Halibut with Prosciutto, Capers, Parsley, etc. sauce – Tyler Florence

1/2 cup all-purpose flour 
Salt and freshly ground salt and pepper 
2 (6-ounce) halibut fillets 
Extra-virgin olive oil 
3 tablespoons butter 
2 slices prosciutto, cut into strips 
1/2 cup white wine 
1/2 lemon, juiced 
2 teaspoons capers 
2 tablespoons chopped fresh flat-leaf parsley plus whole sprigs, for garnish 

Preheat the oven to 375 degrees F. 

Put the flour on a deep plate or in a shallow bowl and season well with salt and pepper. Dredge the fish in the flour. Put a large skillet over medium-high heat, add 1 tablespoon oil and the butter and get the skillet hot. Add the fillets and cook until browned on 1 side, 2 to 3 minutes. At the same time, add the prosciutto and cook, stirring, to brown. Then flip the fish, put the skillet in the oven, and roast until the fish is just cooked through, about 10 minutes. 

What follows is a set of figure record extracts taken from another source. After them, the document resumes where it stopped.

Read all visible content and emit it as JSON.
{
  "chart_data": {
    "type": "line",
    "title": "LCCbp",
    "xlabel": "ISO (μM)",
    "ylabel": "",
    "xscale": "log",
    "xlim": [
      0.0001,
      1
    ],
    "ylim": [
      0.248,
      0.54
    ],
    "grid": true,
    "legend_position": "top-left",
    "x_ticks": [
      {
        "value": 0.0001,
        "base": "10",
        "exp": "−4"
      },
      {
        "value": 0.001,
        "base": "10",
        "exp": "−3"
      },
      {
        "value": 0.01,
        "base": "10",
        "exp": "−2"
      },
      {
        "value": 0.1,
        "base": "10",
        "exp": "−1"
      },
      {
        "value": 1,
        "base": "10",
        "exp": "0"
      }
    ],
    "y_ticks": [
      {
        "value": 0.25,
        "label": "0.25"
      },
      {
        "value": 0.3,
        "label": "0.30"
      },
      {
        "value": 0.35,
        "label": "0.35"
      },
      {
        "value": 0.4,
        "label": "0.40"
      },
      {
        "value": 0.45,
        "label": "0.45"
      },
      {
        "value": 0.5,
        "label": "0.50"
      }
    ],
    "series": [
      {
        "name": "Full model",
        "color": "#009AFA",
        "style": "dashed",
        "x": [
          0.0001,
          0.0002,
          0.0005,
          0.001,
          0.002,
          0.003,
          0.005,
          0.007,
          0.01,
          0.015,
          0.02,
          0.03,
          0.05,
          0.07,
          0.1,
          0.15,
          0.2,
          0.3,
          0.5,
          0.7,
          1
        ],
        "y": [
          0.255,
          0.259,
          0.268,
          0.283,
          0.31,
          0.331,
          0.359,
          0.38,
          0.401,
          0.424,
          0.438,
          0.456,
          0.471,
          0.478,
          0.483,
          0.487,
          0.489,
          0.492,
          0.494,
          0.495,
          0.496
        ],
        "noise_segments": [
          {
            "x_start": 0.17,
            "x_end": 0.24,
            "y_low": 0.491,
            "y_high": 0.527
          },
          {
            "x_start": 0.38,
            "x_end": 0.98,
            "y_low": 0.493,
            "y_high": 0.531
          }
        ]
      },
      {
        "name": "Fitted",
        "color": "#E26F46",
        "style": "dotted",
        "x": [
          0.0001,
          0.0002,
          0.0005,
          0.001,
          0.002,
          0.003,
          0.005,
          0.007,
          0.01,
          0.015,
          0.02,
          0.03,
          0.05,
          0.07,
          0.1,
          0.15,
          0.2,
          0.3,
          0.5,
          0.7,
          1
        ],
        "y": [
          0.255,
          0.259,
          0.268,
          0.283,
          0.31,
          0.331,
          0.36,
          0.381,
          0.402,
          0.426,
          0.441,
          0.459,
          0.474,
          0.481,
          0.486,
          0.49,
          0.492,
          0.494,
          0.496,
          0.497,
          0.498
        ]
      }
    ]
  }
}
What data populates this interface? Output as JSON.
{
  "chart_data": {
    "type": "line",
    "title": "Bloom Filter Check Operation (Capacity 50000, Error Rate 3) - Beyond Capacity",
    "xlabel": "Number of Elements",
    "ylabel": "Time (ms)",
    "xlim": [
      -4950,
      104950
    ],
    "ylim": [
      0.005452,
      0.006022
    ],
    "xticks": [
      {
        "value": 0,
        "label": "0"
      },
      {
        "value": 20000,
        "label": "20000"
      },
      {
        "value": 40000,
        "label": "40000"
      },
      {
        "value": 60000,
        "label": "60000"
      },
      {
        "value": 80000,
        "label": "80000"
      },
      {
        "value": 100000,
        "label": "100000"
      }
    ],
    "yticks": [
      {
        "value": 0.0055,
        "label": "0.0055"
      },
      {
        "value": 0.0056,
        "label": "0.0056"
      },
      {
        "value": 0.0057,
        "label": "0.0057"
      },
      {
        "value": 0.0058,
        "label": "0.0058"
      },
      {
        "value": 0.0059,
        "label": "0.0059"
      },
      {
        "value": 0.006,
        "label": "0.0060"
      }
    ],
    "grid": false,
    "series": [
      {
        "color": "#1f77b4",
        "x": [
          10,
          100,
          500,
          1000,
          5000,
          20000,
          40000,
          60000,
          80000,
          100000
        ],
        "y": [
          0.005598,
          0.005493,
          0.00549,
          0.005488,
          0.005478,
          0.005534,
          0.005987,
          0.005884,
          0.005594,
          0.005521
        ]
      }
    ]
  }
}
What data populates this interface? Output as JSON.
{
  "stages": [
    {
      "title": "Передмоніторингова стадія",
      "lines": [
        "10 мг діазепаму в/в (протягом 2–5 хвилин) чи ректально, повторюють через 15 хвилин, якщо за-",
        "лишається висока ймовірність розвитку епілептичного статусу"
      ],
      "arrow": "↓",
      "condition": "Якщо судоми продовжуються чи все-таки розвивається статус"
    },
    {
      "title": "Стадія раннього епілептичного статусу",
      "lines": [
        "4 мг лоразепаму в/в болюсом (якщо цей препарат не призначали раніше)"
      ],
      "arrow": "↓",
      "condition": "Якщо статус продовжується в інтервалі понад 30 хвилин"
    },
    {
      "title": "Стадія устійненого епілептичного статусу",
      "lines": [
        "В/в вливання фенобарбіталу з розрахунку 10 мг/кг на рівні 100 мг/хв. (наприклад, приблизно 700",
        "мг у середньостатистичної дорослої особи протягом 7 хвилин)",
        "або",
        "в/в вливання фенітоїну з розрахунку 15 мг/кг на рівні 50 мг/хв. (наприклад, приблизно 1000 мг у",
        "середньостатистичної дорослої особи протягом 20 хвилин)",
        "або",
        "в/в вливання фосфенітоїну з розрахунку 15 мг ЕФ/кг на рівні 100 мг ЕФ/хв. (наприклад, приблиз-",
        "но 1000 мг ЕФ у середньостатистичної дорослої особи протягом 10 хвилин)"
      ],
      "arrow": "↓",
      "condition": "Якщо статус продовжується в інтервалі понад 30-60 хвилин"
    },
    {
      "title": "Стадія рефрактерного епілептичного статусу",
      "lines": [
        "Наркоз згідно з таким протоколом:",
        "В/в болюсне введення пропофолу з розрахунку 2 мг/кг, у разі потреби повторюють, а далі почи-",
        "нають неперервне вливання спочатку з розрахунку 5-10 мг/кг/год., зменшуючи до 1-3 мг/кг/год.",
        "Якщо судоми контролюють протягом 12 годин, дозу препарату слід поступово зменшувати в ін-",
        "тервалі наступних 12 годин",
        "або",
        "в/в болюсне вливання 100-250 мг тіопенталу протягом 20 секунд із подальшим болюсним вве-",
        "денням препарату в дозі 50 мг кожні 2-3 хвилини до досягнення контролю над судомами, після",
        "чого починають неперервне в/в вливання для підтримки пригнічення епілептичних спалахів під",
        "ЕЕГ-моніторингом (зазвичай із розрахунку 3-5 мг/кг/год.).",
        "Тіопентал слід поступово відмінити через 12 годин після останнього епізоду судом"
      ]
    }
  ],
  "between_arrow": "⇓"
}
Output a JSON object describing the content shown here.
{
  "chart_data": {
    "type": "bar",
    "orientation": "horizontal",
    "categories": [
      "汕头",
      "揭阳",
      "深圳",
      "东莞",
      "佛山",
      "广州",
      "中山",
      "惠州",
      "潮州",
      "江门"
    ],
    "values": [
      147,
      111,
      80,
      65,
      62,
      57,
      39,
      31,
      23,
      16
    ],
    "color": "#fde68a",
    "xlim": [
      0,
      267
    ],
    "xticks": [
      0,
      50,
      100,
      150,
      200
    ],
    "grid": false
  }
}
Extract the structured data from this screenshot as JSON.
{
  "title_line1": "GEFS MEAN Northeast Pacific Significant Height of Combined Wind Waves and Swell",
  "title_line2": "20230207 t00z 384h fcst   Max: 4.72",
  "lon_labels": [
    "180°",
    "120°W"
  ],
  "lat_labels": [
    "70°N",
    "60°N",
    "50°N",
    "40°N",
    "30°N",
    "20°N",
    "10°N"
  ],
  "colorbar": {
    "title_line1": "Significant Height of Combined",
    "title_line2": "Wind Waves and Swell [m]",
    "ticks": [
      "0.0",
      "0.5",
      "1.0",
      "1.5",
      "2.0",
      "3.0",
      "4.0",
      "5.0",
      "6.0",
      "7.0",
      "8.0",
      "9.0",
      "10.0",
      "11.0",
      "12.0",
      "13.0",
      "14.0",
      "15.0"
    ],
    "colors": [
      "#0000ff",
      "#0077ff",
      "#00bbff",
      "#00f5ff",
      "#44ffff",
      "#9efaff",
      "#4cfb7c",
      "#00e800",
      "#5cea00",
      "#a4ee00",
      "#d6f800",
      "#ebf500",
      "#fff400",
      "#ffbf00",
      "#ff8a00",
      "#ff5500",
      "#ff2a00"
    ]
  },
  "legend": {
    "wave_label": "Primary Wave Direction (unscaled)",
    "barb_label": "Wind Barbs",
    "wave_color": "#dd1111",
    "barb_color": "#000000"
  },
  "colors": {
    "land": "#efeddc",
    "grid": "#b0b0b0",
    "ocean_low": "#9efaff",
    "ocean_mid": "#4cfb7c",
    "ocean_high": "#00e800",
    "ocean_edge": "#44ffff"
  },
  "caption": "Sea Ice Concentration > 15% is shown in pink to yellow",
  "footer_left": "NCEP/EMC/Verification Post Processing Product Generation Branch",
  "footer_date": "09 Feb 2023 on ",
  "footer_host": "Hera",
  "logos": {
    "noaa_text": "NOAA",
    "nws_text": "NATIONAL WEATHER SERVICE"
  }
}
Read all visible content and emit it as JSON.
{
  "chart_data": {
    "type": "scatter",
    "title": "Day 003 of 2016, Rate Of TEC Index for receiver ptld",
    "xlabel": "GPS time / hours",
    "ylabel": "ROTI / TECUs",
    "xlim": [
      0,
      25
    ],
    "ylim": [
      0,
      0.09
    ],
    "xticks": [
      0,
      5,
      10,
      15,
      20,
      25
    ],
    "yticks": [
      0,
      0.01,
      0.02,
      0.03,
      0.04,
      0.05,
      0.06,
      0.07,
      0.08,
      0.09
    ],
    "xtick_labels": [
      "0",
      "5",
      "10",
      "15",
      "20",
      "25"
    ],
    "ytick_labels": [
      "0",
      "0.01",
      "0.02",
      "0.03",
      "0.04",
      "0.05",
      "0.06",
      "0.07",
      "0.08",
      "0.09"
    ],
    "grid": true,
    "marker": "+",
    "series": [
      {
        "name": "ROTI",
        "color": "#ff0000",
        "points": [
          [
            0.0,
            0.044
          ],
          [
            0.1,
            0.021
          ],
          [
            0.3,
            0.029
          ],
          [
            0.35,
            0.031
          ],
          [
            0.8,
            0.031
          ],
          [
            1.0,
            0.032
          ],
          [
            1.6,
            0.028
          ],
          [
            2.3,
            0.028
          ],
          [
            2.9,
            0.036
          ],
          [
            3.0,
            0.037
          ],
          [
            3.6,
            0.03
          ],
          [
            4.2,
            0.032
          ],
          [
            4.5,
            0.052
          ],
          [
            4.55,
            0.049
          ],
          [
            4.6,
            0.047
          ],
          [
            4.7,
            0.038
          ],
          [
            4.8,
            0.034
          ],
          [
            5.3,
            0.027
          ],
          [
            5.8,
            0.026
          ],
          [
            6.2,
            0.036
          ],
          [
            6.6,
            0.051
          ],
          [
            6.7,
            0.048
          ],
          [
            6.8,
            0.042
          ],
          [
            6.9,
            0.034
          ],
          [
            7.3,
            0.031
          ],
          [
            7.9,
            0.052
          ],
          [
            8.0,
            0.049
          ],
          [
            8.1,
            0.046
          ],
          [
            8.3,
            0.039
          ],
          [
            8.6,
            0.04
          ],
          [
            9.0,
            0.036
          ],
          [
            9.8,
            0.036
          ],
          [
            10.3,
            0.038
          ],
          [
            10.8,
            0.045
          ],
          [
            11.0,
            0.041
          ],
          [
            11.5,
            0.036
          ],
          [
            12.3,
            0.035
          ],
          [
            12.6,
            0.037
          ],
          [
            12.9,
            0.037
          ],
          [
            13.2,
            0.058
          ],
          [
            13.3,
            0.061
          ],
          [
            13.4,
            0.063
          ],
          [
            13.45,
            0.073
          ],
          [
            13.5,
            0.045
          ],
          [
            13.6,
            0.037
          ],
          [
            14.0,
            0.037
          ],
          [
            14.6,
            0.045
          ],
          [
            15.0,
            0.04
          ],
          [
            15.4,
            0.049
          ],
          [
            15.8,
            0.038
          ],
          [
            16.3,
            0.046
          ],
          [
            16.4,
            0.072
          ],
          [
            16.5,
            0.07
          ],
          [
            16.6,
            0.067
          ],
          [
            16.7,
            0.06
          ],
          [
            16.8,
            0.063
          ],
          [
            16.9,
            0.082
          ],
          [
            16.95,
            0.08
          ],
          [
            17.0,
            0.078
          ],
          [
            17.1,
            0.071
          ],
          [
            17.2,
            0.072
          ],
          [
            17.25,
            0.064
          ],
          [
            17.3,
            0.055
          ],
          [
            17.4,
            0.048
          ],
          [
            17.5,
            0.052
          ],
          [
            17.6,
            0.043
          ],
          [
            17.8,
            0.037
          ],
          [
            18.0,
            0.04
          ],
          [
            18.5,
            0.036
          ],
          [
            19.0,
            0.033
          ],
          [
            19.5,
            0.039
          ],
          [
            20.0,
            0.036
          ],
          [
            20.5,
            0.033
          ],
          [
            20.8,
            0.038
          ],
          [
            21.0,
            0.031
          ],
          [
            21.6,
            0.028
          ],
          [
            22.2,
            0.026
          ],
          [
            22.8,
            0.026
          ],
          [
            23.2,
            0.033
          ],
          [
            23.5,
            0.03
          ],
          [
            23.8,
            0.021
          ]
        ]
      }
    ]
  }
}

Remove the fish to 2 serving plates. Dump the prosciutto out onto paper towels to drain. Put the skillet back over medium heat. Add another tablespoon olive oil, the white wine, lemon juice, capers, the remaining 2 tablespoons butter and the parsley and bring to a boil; boil until reduced and thickened. Season with salt and pepper. Pour the sauce over the fish, top with the prosciutto, and serve immediately.


----------



## GB (Mar 10, 2005)

I think you just posted my dinner for tomorrow. Thanks QSis!


----------